Spatial Pattern and Environmental Drivers of Acid Phosphatase Activity in Europe

Front Big Data. 2020 Jan 23:2:51. doi: 10.3389/fdata.2019.00051. eCollection 2019.

Abstract

Acid phosphatase produced by plants and microbes plays a fundamental role in the recycling of soil phosphorus (P). A quantification of the spatial variation in potential acid phosphatase activity (AP) on large spatial scales and its drivers can help to reduce the uncertainty in our understanding of bio-availability of soil P. We applied two machine-learning methods (Random forests and back-propagation artificial networks) to simulate the spatial patterns of AP across Europe by scaling up 126 site observations of potential AP activity from field samples measured in the laboratory, using 12 environmental drivers as predictors. The back-propagation artificial network (BPN) method explained 58% of AP variability, more than the regression tree model (49%). In addition, BPN was able to identify the gradients in AP along three transects in Europe. Partial correlation analysis revealed that soil nutrients (total nitrogen, total P, and labile organic P) and climatic controls (annual precipitation, mean annual temperature, and temperature amplitude) were the dominant factors influencing AP variations in space. Higher AP occurred in regions with higher mean annual temperature, precipitation and higher soil total nitrogen. Soil TP and Po were non-monotonically correlated with modeled AP for Europe, indicating diffident strategies of P utilization by biomes in arid and humid area.
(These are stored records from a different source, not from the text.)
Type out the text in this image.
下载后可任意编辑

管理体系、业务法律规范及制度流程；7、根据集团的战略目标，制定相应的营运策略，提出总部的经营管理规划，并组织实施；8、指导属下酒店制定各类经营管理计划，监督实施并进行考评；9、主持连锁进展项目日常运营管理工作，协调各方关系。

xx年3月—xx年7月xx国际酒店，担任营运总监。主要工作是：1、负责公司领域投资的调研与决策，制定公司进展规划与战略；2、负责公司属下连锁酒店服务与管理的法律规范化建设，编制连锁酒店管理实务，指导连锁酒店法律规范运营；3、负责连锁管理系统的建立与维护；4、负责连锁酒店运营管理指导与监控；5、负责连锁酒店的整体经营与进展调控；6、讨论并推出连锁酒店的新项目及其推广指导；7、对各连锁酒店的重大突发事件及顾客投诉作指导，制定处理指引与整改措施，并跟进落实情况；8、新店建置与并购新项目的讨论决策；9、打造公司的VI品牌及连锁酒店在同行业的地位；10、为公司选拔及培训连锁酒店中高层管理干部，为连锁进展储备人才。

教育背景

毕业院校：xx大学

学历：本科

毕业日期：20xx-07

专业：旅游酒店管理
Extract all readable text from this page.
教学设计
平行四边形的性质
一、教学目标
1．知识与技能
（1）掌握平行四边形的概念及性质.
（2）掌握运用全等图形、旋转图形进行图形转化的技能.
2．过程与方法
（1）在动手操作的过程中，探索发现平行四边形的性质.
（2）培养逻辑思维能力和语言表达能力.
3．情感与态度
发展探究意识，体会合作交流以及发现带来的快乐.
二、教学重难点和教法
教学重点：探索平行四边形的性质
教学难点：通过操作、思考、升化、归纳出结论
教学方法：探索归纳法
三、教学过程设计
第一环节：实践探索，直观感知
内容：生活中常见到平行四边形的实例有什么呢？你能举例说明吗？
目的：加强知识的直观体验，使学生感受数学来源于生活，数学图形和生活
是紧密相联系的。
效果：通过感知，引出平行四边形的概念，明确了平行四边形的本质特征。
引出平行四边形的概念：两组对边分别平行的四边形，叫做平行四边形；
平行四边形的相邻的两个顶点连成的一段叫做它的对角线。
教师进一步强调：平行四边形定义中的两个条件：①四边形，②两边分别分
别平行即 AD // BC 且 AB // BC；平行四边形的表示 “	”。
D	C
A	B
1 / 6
This study helps to separate the influences of each factor on AP production and to reduce the uncertainty in estimating soil P availability. The BPN model trained with European data, however, could not produce a robust global map of AP due to the lack of representative measurements of AP for tropical regions. Filling this data gap will help us to understand the physiological basis of P-use strategies in natural soils.

Keywords: Europe; back-propagation artificial network; partial correlation analysis; phosphorus cycling; regression tree; soil acid phosphatase.